On 6 March 2018, the Polish Administrative Supreme Court issued the first ruling concerning taxation of income made from trading bitcoins by individuals (case II FSK 488/16).

According to the ruling, income derived by individuals from trading bitcoins is subject to taxation in Poland at the progressive tax rate. Further, bitcoins should not be considered as a means of payment under Polish tax law. Even though the ruling refers to personal income tax, the approach of the Polish Administrative Supreme Court should be considered as a precedent for Polish tax resident companies as well.  

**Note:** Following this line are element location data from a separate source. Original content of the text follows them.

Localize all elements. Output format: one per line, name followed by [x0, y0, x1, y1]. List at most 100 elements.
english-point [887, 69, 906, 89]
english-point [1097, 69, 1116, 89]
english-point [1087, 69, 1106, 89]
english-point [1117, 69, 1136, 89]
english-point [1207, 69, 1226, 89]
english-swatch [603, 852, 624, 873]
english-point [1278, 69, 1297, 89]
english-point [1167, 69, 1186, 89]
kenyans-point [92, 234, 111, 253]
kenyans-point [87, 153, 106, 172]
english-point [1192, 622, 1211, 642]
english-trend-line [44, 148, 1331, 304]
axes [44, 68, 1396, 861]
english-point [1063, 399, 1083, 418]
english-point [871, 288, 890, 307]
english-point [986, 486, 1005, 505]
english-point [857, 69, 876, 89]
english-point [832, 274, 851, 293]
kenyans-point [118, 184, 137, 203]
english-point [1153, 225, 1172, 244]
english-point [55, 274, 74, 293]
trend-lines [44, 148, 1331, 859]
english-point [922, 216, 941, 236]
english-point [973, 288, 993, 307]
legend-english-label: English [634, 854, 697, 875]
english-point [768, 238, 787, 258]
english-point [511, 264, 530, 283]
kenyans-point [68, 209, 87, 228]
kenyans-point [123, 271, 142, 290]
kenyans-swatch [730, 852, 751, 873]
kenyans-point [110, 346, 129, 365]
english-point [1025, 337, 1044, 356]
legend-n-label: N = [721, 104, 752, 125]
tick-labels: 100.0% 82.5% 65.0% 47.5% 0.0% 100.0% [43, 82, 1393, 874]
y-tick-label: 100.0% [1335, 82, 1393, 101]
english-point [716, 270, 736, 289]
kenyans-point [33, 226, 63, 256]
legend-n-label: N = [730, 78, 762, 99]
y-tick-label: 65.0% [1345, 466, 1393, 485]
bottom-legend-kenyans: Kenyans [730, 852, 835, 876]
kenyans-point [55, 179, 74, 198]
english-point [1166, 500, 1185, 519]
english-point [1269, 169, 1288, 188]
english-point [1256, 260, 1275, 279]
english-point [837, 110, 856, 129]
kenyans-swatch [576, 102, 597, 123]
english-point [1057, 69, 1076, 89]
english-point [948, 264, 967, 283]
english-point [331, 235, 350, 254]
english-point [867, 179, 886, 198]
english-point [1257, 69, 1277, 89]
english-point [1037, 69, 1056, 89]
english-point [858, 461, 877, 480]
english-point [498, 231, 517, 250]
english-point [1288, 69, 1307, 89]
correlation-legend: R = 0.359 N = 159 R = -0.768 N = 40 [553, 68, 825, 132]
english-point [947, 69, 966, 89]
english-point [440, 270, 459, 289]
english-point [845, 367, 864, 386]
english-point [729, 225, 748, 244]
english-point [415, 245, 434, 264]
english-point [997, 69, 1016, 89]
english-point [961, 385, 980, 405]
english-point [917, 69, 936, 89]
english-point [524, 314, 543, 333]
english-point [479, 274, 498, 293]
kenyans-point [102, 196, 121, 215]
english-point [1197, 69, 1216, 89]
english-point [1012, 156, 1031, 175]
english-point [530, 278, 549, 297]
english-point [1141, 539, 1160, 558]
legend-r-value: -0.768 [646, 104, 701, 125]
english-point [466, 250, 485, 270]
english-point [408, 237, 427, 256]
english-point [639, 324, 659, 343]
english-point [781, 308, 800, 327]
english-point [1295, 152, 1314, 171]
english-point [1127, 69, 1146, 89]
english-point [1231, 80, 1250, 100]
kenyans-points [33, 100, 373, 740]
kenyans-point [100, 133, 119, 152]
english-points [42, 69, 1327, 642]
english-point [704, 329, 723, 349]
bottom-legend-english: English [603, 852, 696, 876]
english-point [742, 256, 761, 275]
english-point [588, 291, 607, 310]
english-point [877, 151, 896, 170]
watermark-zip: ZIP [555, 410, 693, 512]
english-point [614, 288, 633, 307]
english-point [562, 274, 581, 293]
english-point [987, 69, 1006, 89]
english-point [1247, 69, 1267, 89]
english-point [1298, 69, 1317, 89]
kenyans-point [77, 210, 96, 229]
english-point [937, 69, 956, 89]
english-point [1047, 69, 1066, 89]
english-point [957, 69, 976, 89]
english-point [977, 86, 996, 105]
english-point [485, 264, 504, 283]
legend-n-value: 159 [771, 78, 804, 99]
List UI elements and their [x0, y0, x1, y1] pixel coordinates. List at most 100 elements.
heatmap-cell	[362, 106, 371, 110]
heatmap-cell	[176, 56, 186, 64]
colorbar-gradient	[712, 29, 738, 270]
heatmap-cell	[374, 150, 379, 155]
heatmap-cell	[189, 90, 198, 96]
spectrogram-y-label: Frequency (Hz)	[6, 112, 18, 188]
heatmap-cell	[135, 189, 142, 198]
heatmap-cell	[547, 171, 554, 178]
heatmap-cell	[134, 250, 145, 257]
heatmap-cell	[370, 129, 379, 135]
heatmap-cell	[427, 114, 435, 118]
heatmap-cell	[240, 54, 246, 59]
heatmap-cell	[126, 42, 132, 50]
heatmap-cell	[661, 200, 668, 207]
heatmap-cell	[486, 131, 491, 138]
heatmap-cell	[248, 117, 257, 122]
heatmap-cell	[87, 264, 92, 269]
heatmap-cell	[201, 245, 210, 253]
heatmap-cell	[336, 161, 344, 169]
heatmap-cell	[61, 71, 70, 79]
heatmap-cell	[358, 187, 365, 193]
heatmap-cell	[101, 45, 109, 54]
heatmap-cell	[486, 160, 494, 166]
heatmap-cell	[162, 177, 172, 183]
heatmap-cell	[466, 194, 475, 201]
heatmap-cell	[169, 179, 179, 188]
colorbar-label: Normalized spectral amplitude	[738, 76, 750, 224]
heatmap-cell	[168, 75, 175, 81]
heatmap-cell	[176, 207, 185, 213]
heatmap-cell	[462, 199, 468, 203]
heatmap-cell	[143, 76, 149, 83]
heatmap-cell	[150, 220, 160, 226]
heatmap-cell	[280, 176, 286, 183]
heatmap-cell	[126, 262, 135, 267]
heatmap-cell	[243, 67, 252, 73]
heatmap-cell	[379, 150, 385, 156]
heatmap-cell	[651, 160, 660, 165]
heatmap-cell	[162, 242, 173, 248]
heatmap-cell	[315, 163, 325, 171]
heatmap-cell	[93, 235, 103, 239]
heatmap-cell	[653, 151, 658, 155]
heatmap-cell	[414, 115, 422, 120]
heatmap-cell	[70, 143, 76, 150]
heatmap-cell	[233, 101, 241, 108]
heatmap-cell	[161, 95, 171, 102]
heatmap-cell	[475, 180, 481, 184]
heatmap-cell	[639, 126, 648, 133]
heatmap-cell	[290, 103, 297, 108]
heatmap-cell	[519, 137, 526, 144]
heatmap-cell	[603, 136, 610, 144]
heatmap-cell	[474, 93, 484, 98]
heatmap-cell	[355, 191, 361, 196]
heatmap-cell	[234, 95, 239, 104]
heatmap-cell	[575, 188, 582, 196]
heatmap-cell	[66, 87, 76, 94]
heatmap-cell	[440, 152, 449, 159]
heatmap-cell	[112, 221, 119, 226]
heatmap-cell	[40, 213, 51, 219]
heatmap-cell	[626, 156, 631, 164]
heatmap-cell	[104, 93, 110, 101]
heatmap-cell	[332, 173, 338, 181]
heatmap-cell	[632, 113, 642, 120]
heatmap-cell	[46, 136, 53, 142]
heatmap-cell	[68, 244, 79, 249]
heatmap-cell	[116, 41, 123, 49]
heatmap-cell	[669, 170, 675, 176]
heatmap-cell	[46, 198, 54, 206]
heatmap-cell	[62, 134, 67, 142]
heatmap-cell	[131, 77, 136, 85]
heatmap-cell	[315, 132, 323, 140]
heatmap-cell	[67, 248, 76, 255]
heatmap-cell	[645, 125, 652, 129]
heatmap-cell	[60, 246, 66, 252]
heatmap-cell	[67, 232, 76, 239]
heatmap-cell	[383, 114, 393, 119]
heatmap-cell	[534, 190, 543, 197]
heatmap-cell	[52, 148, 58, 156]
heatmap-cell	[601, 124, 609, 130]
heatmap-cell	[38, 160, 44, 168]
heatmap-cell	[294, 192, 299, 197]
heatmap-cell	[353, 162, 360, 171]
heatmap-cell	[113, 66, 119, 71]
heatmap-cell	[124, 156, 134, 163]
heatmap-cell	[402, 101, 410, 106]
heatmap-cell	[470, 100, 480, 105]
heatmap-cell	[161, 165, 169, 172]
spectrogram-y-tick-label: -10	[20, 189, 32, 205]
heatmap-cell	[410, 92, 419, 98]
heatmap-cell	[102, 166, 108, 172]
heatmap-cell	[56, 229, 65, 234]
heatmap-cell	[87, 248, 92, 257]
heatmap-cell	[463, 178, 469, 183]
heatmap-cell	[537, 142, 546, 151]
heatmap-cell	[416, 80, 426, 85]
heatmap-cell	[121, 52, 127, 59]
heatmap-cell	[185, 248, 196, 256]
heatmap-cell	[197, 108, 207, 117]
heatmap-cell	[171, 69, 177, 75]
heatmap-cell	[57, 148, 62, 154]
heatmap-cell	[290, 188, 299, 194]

The case at hand was initiated by an individual who applied for a tax ruling from the tax office. This individual was trading bitcoins worldwide, including in Poland. The income was not reported to the tax office. The individual argued that the Polish Personal Income Tax Act should not cover income derived from trading bitcoins. He noted that bitcoins were not even invented at the time the Polish Personal Income Tax Act had been enacted.

One of the individual's arguments was that according to the European Court of Justice (ECJ, C-264/14 – Hedqvist), bitcoins should be considered as a means of payment. However, according to the Polish tax authorities, under Polish law bitcoins cannot be treated as a means of payment, as only Polish Zloty can be treated as such. Moreover, even if trading bitcoins were to be treated as trading a means of payment, such income would also be subject to income tax and progressive rates. 

According to the tax authorities, the 19% flat tax rate relevant for individuals running a business activity does not apply to income made from trading bitcoins. Only the 18% and 32% rates are applicable.